Figure. The retrieved foreign body, which was a 26 Fr nasal airway.
Tracheal foreign body aspiration affects children more often than adults. Anesthetic management of the removal of a tracheal foreign body should ensure adequate ventilation and oxygenation as well as optimal operating conditions. The use of rigid bronchoscopy to remove the nasal trumpet from the airway in this case allowed for the use of instruments with sufficient clamping force to remove such a large object. Anesthetic management during this time is a balance of maintaining spontaneous ventilation when possible to avoid migration of the foreign body while quickly providing positive-pressure ventilation when needed.

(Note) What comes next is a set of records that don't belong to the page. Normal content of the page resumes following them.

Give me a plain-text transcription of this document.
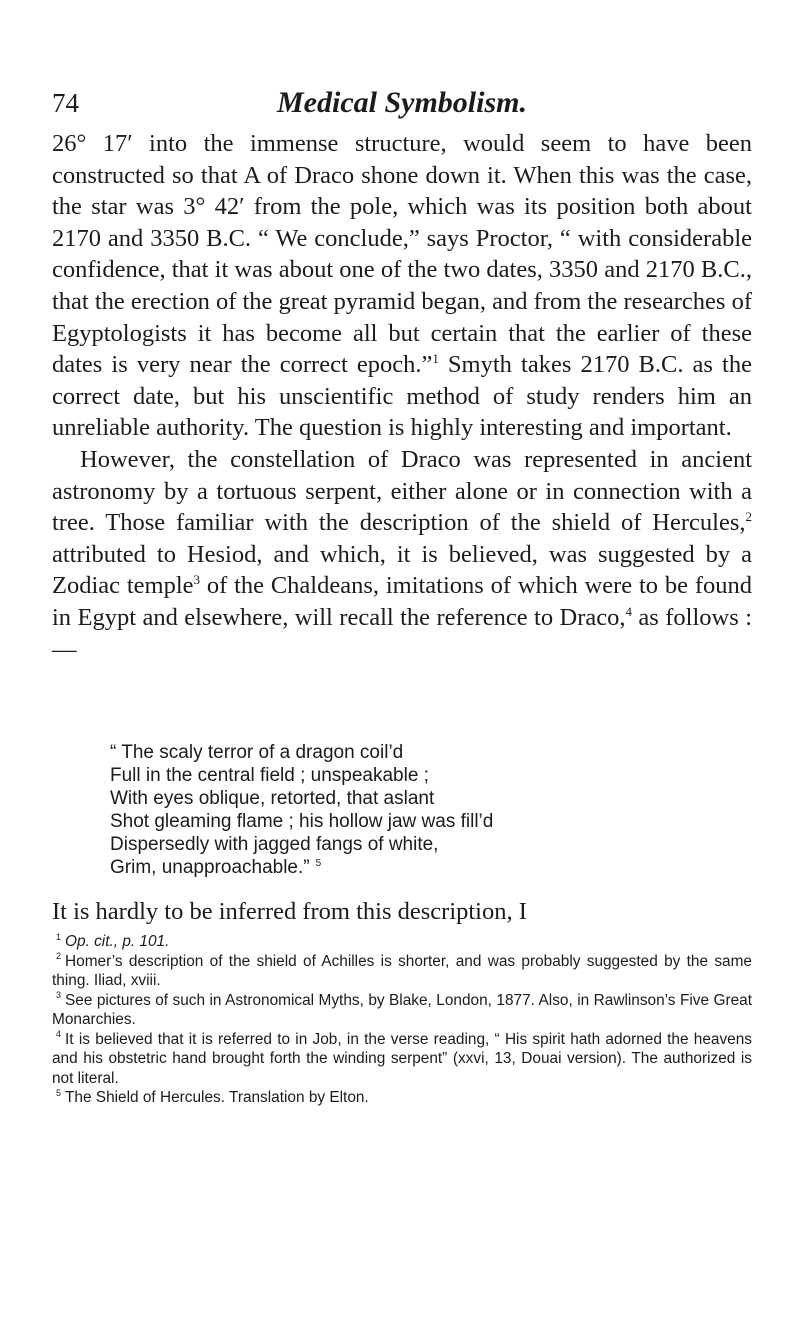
74	Medical Symbolism.

26° 17′ into the immense structure, would seem to have been constructed so that A of Draco shone down it. When this was the case, the star was 3° 42′ from the pole, which was its position both about 2170 and 3350 B.C. “ We conclude,” says Proctor, “ with considerable confidence, that it was about one of the two dates, 3350 and 2170 B.C., that the erection of the great pyramid began, and from the researches of Egyptologists it has become all but certain that the earlier of these dates is very near the correct epoch.”$^1$ Smyth takes 2170 B.C. as the correct date, but his unscientific method of study renders him an unreliable authority. The question is highly interesting and important.

However, the constellation of Draco was represented in ancient astronomy by a tortuous serpent, either alone or in connection with a tree. Those familiar with the description of the shield of Hercules,$^2$ attributed to Hesiod, and which, it is believed, was suggested by a Zodiac temple$^3$ of the Chaldeans, imitations of which were to be found in Egypt and elsewhere, will recall the reference to Draco,$^4$ as follows :—

“ The scaly terror of a dragon coil’d
Full in the central field ; unspeakable ;
With eyes oblique, retorted, that aslant
Shot gleaming flame ; his hollow jaw was fill’d
Dispersedly with jagged fangs of white,
Grim, unapproachable.” $^5$
It is hardly to be inferred from this description, I

$^1$ Op. cit., p. 101.

$^2$ Homer’s description of the shield of Achilles is shorter, and was probably suggested by the same thing. Iliad, xviii.

$^3$ See pictures of such in Astronomical Myths, by Blake, London, 1877. Also, in Rawlinson’s Five Great Monarchies.

$^4$ It is believed that it is referred to in Job, in the verse reading, “ His spirit hath adorned the heavens and his obstetric hand brought forth the winding serpent” (xxvi, 13, Douai version). The authorized is not literal.

$^5$ The Shield of Hercules. Translation by Elton.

Flexible bronchoscopy also is used increasingly in the retrieval of tracheal foreign bodies in adults.3,4 Some flexible bronchoscopes have large channels that permit suctioning of smaller foreign bodies from the distal airways. One limitation is increased resistance to ventilation due to the partial obstruction of the endotracheal tube by the scope. Regardless, it is crucial that personnel and equipment be available to immediately proceed with rigid bronchoscopic extraction of the foreign body should flexible bronchoscopy fail.

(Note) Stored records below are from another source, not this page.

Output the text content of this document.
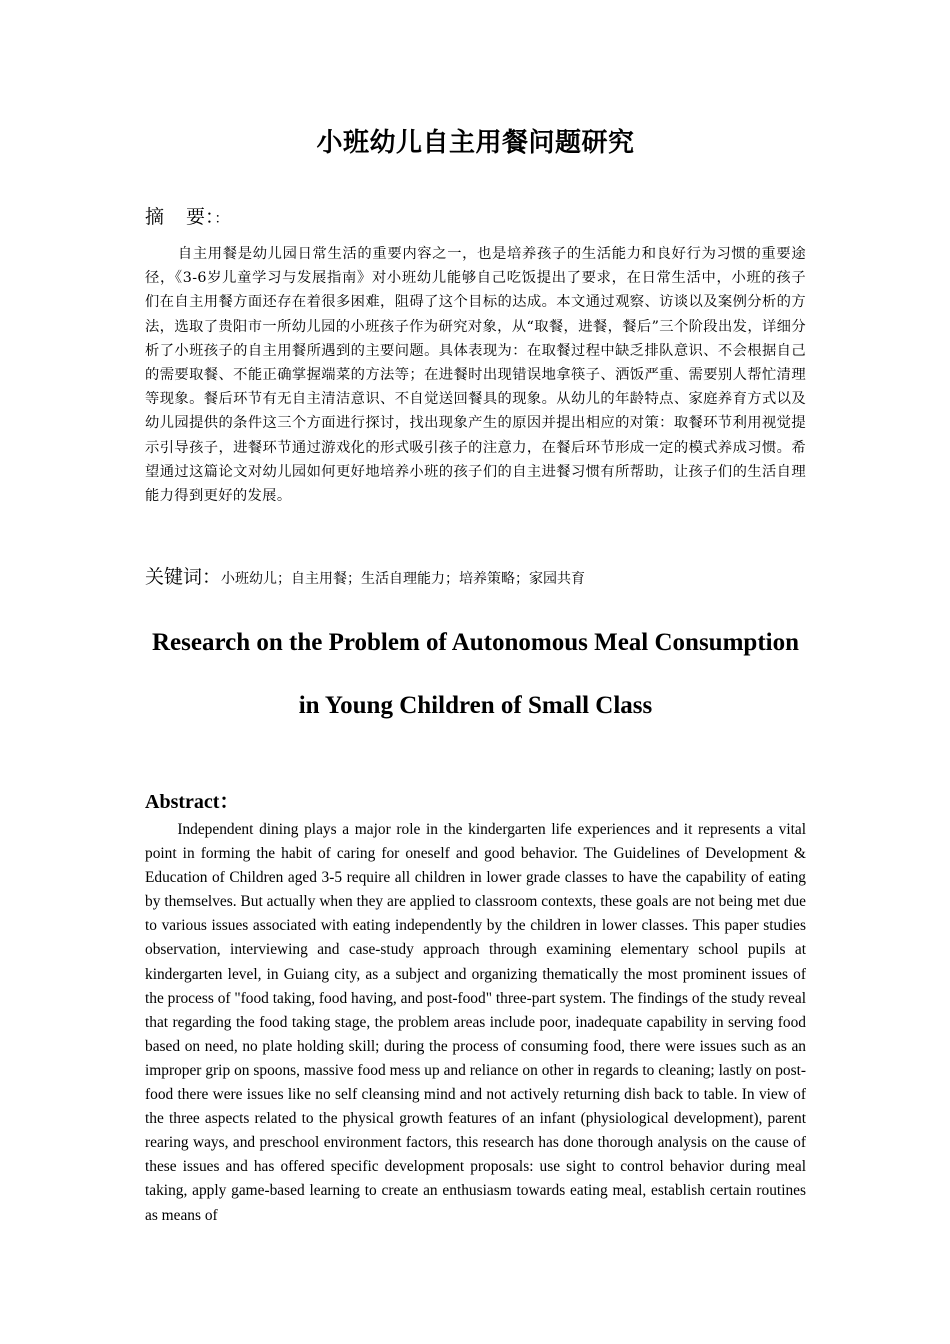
小班幼儿自主用餐问题研究
摘 要：：
自主用餐是幼儿园日常生活的重要内容之一，也是培养孩子的生活能力和良好行为习惯的重要途径，《3-6岁儿童学习与发展指南》对小班幼儿能够自己吃饭提出了要求，在日常生活中，小班的孩子们在自主用餐方面还存在着很多困难，阻碍了这个目标的达成。本文通过观察、访谈以及案例分析的方法，选取了贵阳市一所幼儿园的小班孩子作为研究对象，从“取餐，进餐，餐后”三个阶段出发，详细分析了小班孩子的自主用餐所遇到的主要问题。具体表现为：在取餐过程中缺乏排队意识、不会根据自己的需要取餐、不能正确掌握端菜的方法等；在进餐时出现错误地拿筷子、洒饭严重、需要别人帮忙清理等现象。餐后环节有无自主清洁意识、不自觉送回餐具的现象。从幼儿的年龄特点、家庭养育方式以及幼儿园提供的条件这三个方面进行探讨，找出现象产生的原因并提出相应的对策：取餐环节利用视觉提示引导孩子，进餐环节通过游戏化的形式吸引孩子的注意力，在餐后环节形成一定的模式养成习惯。希望通过这篇论文对幼儿园如何更好地培养小班的孩子们的自主进餐习惯有所帮助，让孩子们的生活自理能力得到更好的发展。
关键词：小班幼儿；自主用餐；生活自理能力；培养策略；家园共育
Research on the Problem of Autonomous Meal Consumption
in Young Children of Small Class
Abstract：
Independent dining plays a major role in the kindergarten life experiences and it represents a vital point in forming the habit of caring for oneself and good behavior. The Guidelines of Development & Education of Children aged 3-5 require all children in lower grade classes to have the capability of eating by themselves. But actually when they are applied to classroom contexts, these goals are not being met due to various issues associated with eating independently by the children in lower classes. This paper studies observation, interviewing and case-study approach through examining elementary school pupils at kindergarten level, in Guiang city, as a subject and organizing thematically the most prominent issues of the process of "food taking, food having, and post-food" three-part system. The findings of the study reveal that regarding the food taking stage, the problem areas include poor, inadequate capability in serving food based on need, no plate holding skill; during the process of consuming food, there were issues such as an improper grip on spoons, massive food mess up and reliance on other in regards to cleaning; lastly on post-food there were issues like no self cleansing mind and not actively returning dish back to table. In view of the three aspects related to the physical growth features of an infant (physiological development), parent rearing ways, and preschool environment factors, this research has done thorough analysis on the cause of these issues and has offered specific development proposals: use sight to control behavior during meal taking, apply game-based learning to create an enthusiasm towards eating meal, establish certain routines as means of
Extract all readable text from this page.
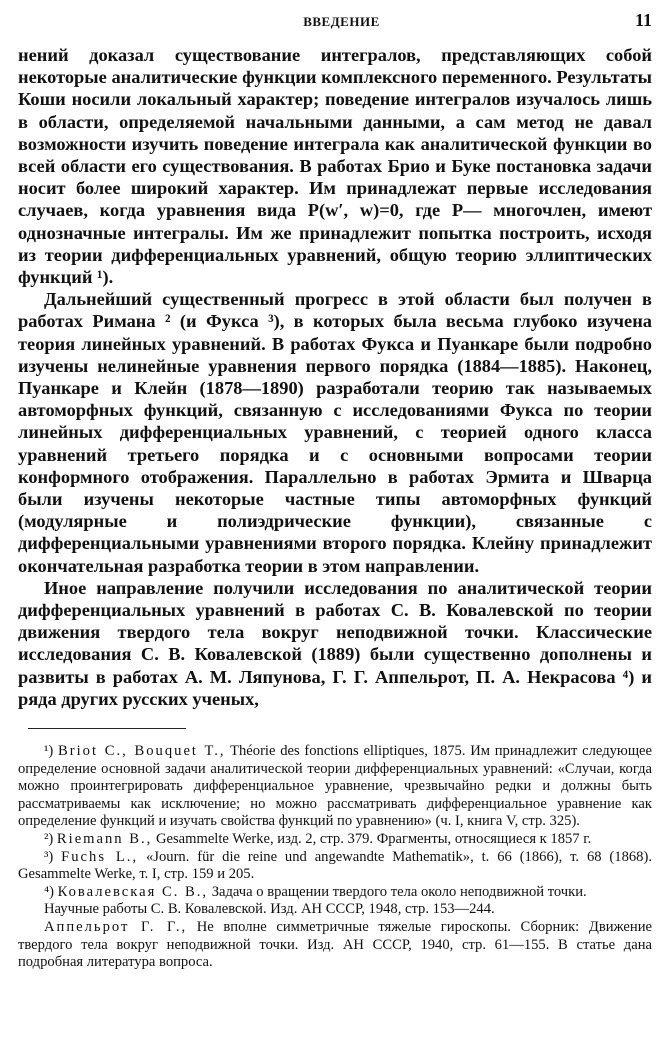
ВВЕДЕНИЕ	11

нений доказал существование интегралов, представляющих собой некоторые аналитические функции комплексного переменного. Результаты Коши носили локальный характер; поведение интегралов изучалось лишь в области, определяемой начальными данными, а сам метод не давал возможности изучить поведение интеграла как аналитической функции во всей области его существования. В работах Брио и Буке постановка задачи носит более широкий характер. Им принадлежат первые исследования случаев, когда уравнения вида P(w′, w)=0, где P— многочлен, имеют однозначные интегралы. Им же принадлежит попытка построить, исходя из теории дифференциальных уравнений, общую теорию эллиптических функций ¹).

Дальнейший существенный прогресс в этой области был получен в работах Римана ² (и Фукса ³), в которых была весьма глубоко изучена теория линейных уравнений. В работах Фукса и Пуанкаре были подробно изучены нелинейные уравнения первого порядка (1884—1885). Наконец, Пуанкаре и Клейн (1878—1890) разработали теорию так называемых автоморфных функций, связанную с исследованиями Фукса по теории линейных дифференциальных уравнений, с теорией одного класса уравнений третьего порядка и с основными вопросами теории конформного отображения. Параллельно в работах Эрмита и Шварца были изучены некоторые частные типы автоморфных функций (модулярные и полиэдрические функции), связанные с дифференциальными уравнениями второго порядка. Клейну принадлежит окончательная разработка теории в этом направлении.

Иное направление получили исследования по аналитической теории дифференциальных уравнений в работах С. В. Ковалевской по теории движения твердого тела вокруг неподвижной точки. Классические исследования С. В. Ковалевской (1889) были существенно дополнены и развиты в работах А. М. Ляпунова, Г. Г. Аппельрот, П. А. Некрасова ⁴) и ряда других русских ученых,

¹) Briot C., Bouquet T., Théorie des fonctions elliptiques, 1875. Им принадлежит следующее определение основной задачи аналитической теории дифференциальных уравнений: «Случаи, когда можно проинтегрировать дифференциальное уравнение, чрезвычайно редки и должны быть рассматриваемы как исключение; но можно рассматривать дифференциальное уравнение как определение функций и изучать свойства функций по уравнению» (ч. I, книга V, стр. 325).

²) Riemann B., Gesammelte Werke, изд. 2, стр. 379. Фрагменты, относящиеся к 1857 г.

³) Fuchs L., «Journ. für die reine und angewandte Mathematik», t. 66 (1866), т. 68 (1868). Gesammelte Werke, т. I, стр. 159 и 205.

⁴) Ковалевская С. В., Задача о вращении твердого тела около неподвижной точки.

Научные работы С. В. Ковалевской. Изд. АН СССР, 1948, стр. 153—244.

Аппельрот Г. Г., Не вполне симметричные тяжелые гироскопы. Сборник: Движение твердого тела вокруг неподвижной точки. Изд. АН СССР, 1940, стр. 61—155. В статье дана подробная литература вопроса.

In this case, a succinylcholine infusion was planned to ensure continuous paralysis during the procedure after the initial intubating dose. Fortunately, the nasal airway was retrieved quickly, using only the paralysis resulting from the initial dose. However, the advantage of succinylcholine via infusion or bolus dose in this case is the same: rapid paralysis necessary to ensure safe passage of the rigid scope along with quick recovery with no muscle weakness postoperatively, with the possibility of returning the patient to spontaneous ventilation very quickly. Depolarizing blockade, or phase I block, presents with no fade to TOF nerve stimulation.

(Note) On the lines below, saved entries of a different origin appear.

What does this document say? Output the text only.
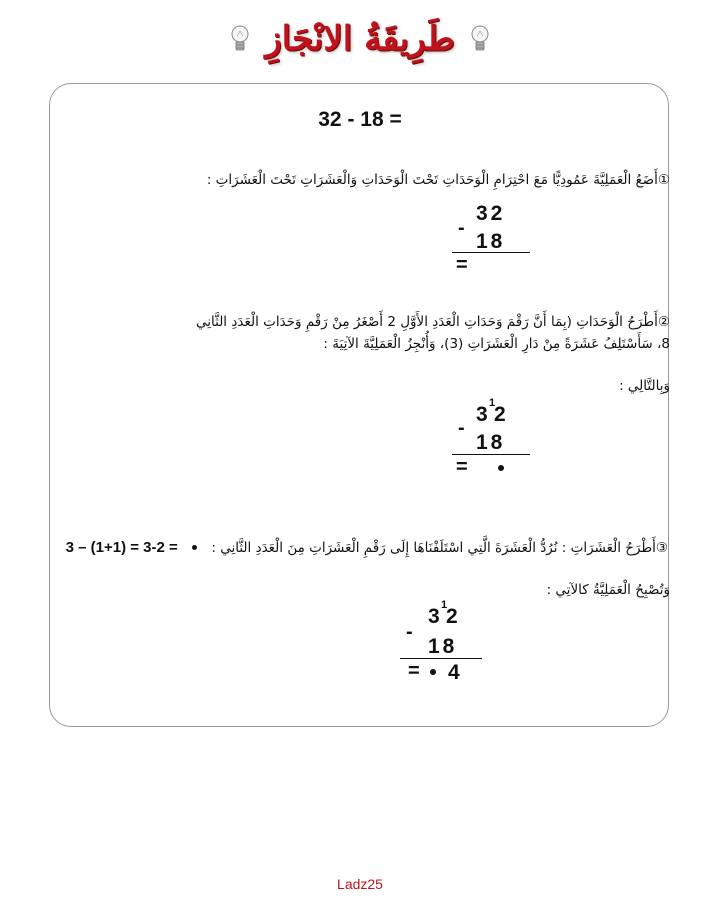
طَرِيقَةُ الانْجَازِ
32 - 18 =
①أَضَعُ الْعَمَلِيَّةَ عَمُودِيًّا مَعَ احْتِرَامِ الْوَحَدَاتِ تَحْتَ الْوَحَدَاتِ وَالْعَشَرَاتِ تَحْتَ الْعَشَرَاتِ :
32
-
18
=
②أَطْرَحُ الْوَحَدَاتِ (بِمَا أَنَّ رَقْمَ وَحَدَاتِ الْعَدَدِ الأَوَّلِ 2 أَصْغَرُ مِنْ رَقْمِ وَحَدَاتِ الْعَدَدِ الثَّانِي
8، سَأَسْتَلِفُ عَشَرَةً مِنْ دَارِ الْعَشَرَاتِ (3)، وَأُنْجِزُ الْعَمَلِيَّةَ الآتِيَةَ :
وَبِالتَّالِي :
3 1
2
-
18
=
③أَطْرَحُ الْعَشَرَاتِ : نُرُدُّ الْعَشَرَةَ الَّتِي اسْتَلَفْنَاهَا إِلَى رَقْمِ الْعَشَرَاتِ مِنَ الْعَدَدِ الثَّانِي :  3 – (1+1) = 3-2 =
وَتُصْبِحُ الْعَمَلِيَّةُ كالآتِي :
3 1
2
-
18
= 4
Ladz25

One complication associated with succinylcholine is the unpredictable occurrence of phase II block, characterized by fade to TOF, a gradual diminution of evoked response during prolonged or repeated nerve stimulation.5 Phase II block is defined as a 50% reduction of the fourth TOF response.6,7 The likelihood of this type of blockade grows along with increasing total dose; thus, the risk increases with the length of the procedure.
In this case, the bolus dose was sufficient. However, a short infusion of succinylcholine would have provided good operating conditions with little risk for phase II block given the short duration of the procedure. Regardless, the use of succinylcholine provided the best chance to return the patient to spontaneous ventilation if controlled ventilation became impossible.
A review of the literature reveals a few cases of NPA aspiration.8-10 In this case, the diagnosis was confounded by the presence of multiple, much more likely etiologies of respiratory failure. The known history of laryngeal cancer coupled with morbid obesity masked this very unusual cause of tracheal obstruction.
Caution should be exercised whenever an NPA is placed to prevent its distal migration. Several strategies have been described, including the use of an endotracheal tube connector fitted snugly into the flared proximal end of the nasal airway, which is then further secured with tape to the external nose, just as with a nasal endotracheal tube. This particular approach allows suctioning via the nasal airway, which is impeded by other techniques, such as the placement of a safety pin through the flange.11
One other potential consideration is whether dilation from a previously placed nasotracheal tube may expand the size of the nasal passage, thus making aspiration more likely if the NPA is subsequently placed in the same side.12 This case should promote careful attention to ensure appropriate NPA sizing and securement, as well as careful documentation of placement so that prompt recognition of aspiration may occur.